こうした需給両面からの労働への新しいニーズに対応するため、今野氏の提唱するのは、正社員と非正社員を隔絶した「一国二制度」型の人事管理から、社員を身分ではなく仕事基準で公平に管理する多元的で柔軟な人事管理への転換である。本書では、個別企業の人事制度が紹介されており、労使双方が働き方をどう変えていくか考察する際の指針となるものである。
政府で「働き方改革」がはじまって以降、りそなホールディングスの職務等級制度が広く知られるようになった。りそなの制度と本書の描く制度は、多様な社員をできる限り同一の制度に乗せ、社員ステータス間を相互に移動しやすくするなど共通点が多い。

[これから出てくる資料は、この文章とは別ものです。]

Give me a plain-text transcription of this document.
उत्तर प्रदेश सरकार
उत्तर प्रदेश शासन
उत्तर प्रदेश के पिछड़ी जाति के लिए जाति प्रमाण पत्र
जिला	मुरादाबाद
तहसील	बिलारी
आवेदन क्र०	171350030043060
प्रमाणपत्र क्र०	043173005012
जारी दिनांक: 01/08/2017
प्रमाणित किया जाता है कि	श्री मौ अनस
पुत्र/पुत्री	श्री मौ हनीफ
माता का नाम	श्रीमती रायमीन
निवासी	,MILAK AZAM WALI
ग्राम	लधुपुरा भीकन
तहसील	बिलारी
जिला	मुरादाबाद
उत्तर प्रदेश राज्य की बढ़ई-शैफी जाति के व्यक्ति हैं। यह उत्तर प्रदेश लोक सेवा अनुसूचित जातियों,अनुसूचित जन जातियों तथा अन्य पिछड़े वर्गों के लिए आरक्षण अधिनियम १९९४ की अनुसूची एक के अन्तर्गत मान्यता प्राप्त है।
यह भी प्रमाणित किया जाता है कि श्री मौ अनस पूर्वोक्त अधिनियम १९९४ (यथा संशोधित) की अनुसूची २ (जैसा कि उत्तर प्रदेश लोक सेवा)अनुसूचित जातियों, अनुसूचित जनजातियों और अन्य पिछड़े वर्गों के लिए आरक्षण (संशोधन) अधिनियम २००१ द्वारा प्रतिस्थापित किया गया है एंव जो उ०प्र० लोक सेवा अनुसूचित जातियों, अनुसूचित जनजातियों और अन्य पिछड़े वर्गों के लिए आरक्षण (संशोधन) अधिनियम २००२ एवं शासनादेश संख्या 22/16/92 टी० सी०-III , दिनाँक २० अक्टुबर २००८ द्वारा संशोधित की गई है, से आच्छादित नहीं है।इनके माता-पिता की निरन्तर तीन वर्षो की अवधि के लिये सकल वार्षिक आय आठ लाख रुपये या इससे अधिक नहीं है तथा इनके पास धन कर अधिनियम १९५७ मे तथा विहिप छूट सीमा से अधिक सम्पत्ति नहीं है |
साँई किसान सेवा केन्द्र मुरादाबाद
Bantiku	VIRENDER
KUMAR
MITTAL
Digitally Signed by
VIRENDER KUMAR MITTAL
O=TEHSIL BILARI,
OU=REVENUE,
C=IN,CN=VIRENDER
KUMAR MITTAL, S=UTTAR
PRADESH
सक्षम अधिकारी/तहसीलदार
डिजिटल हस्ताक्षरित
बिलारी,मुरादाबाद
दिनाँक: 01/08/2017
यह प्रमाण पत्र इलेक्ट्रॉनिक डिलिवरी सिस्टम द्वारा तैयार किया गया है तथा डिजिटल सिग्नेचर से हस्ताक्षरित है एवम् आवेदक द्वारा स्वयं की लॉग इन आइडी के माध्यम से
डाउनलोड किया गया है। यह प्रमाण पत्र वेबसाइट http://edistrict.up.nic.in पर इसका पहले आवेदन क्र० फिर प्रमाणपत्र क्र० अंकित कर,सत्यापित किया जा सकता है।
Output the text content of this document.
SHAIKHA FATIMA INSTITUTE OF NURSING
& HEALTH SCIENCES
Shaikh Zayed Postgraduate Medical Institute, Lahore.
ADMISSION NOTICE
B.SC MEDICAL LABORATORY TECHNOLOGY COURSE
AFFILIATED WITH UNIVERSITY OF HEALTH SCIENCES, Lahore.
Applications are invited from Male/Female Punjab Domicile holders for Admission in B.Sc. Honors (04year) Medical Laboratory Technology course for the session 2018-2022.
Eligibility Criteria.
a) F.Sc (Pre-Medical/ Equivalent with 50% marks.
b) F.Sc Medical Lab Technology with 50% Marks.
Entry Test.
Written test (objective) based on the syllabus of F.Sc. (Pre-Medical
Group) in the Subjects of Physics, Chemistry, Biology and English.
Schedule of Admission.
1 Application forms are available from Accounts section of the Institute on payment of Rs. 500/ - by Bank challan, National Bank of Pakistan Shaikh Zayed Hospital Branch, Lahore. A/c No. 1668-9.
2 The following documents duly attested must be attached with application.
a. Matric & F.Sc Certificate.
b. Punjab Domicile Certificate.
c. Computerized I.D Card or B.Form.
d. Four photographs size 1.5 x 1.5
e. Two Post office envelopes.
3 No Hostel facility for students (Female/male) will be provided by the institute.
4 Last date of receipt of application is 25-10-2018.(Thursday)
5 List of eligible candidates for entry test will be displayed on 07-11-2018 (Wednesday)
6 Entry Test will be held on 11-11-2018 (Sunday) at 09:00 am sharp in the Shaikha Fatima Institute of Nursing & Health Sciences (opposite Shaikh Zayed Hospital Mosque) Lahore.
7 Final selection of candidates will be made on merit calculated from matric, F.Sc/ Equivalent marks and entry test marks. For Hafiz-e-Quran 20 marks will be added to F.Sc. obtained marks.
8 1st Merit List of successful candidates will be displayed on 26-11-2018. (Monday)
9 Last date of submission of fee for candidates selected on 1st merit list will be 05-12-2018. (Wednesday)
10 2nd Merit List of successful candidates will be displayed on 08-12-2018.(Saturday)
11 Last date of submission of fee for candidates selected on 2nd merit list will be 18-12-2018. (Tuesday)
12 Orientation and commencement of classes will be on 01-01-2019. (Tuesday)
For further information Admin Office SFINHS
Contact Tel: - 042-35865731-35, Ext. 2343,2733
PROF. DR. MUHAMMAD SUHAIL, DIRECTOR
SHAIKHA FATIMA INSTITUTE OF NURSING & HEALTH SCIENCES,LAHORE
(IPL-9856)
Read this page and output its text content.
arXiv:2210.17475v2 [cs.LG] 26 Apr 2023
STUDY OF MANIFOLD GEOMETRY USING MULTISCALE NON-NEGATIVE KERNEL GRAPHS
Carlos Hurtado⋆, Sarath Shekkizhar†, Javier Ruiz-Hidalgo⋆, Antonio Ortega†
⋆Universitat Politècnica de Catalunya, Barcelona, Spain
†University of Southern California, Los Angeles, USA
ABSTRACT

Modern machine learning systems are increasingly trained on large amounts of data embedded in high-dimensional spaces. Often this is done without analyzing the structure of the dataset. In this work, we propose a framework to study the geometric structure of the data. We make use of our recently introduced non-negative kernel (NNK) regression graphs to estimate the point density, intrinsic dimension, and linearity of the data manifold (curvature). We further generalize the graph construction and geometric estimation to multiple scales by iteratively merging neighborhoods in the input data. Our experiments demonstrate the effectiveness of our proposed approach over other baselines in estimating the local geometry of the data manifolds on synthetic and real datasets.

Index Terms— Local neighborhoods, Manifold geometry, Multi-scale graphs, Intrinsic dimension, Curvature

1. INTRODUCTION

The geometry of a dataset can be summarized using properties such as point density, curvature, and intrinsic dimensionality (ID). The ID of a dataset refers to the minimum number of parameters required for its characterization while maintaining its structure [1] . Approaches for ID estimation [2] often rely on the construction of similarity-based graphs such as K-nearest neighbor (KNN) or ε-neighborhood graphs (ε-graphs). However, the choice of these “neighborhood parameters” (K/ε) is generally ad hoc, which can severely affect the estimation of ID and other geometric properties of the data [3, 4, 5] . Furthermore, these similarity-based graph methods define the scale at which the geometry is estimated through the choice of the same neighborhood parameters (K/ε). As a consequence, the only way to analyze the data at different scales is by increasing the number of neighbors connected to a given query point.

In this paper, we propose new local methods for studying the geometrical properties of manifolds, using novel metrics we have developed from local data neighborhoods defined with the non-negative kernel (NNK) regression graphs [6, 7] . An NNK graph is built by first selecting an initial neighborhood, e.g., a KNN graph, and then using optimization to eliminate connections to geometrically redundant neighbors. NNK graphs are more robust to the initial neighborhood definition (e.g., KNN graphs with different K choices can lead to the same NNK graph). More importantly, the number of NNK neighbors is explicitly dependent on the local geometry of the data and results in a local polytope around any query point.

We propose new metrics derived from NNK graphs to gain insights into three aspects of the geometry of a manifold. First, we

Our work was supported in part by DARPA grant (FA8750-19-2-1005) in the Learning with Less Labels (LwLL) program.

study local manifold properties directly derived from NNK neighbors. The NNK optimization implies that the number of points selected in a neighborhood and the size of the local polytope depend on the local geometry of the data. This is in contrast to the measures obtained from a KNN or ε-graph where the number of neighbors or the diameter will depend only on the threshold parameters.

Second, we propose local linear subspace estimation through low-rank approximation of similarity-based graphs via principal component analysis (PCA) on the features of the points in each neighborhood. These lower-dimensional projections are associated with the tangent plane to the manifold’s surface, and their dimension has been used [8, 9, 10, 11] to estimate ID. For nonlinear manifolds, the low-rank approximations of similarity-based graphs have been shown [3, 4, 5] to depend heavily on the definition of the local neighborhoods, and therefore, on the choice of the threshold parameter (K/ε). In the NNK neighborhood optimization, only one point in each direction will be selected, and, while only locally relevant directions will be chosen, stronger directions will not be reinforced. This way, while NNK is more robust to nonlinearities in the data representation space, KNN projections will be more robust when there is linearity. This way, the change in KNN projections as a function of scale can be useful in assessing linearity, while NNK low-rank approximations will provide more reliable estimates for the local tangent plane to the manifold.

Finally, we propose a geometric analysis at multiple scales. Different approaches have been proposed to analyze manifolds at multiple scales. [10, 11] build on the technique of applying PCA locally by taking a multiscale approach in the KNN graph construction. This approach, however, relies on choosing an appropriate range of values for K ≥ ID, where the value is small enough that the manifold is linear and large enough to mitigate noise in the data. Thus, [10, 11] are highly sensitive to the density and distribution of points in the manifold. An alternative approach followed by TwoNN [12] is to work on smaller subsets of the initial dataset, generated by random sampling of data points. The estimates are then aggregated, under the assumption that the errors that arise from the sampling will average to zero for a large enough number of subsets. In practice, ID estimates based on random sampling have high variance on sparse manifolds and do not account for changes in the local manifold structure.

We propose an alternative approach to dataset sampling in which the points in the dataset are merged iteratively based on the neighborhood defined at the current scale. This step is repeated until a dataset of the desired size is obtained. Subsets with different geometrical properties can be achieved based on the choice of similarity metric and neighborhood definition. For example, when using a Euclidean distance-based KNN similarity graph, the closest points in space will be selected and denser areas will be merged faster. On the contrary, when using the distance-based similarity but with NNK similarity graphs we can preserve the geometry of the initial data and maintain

政府が取り上げるまでもなく、現場は必要に迫られて変革を重ねてきたということになる。ただ、働き方は国民ひとりひとりの問題であるし、また判例を含む労働法制によって枠づけられている面もある。政労使の取り組みを通じて、相乗効果があげられるか注目していきたい。
それでも...
これまでみたように、我が国の直面する問題の多くが働き方に淵源を持つのであり、改革論議における働き方のポジションをもっと高める必要がある。他方、それでも、問題の由来が労働にあったとしても、問題発生以来すでに2、30年の時が経過したことの事実は重い。正社員になることができず訓練を受けてこなかった層が中年にまで達し、我が国の人的資本を大きく毀損してしまった。少子化によって第三次ベビーブームが起きなかったことは、我が国の人口構造に長きにわたり修復不能な歪みを残した。もはや働き方を見直すだけでは不充分なところに我々は立っている。ただ、それでも、働き方の問題が改革の中心的な課題であることはもっと認識されてしかるべきだと思うのである。